Utusan Khusus Uni Eropa untuk Hubungan Luar Negeri dan Kebijakan Keamanan, Catherine Ashton, pada Selasa mengonfirmasi bahwa pembicaraan tentang hal itu tengah berlangsung.
Sekretaris Jenderal NATO, Anders Fogh Rasmussen, mengatakan NATO telah menyelesaikan perencanaannya terhadap wilayah larangan terbang dan embargo persenjataan terhadap Libya, dan seluruh anggota aliansi berkomitmen terhadap tanggung jawab mereka dalam kerangka resolusi Perserikatan Bangsa Bangsa guna menghentikan kekerasan yang tidak bisa ditoleransi terhadap warga Libya.

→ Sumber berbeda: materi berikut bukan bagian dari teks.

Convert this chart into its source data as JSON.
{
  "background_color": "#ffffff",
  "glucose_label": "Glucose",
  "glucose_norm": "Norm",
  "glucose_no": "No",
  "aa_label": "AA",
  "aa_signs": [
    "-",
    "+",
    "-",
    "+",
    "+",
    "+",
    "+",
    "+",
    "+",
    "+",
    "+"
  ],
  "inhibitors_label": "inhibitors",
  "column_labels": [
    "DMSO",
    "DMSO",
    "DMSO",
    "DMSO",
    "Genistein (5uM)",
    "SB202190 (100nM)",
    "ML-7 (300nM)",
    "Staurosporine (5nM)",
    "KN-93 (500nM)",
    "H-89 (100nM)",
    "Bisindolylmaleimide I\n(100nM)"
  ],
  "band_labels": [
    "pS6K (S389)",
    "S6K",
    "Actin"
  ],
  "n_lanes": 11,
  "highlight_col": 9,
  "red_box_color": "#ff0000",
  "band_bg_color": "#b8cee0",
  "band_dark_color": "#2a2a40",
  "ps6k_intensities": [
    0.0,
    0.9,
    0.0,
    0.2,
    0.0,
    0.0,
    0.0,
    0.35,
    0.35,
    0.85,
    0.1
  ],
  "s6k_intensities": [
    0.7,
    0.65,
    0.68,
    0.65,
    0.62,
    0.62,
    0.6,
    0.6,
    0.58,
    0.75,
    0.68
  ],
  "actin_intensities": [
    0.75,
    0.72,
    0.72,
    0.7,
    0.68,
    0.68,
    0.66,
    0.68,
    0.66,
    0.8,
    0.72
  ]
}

Amerika Serikat memberlakukan sanksi sepihak terhadap 14 perusahaan Libya, yang dimiliki oleh Perusahaan Minyak Nasional Libya yang menjadi perusahaan minyak utama milik pemerintah dan pundi keuangan utama untuk rezim Gaddafi.
Dewan Keamanan PBB memberlakukan wilayah larangan terbang terhadap Libya, Jumat lalu, serta membolehkan "segala tindakan yang diperlukan" guna melindungi warga sipil Libya dari serangan pasukan Muammar Gaddafi.
"Operasi Pengembaraan Fajar" mencapai hari ketiganya dengan serangan udara terhadap sistem pertahanan udara Libya pada Senin. Televisi pemerintah Libya melaporkan sedikitnya 60 warga sipil tewas dan lebih dari 150 warga lainnya terluka akibat serangan itu.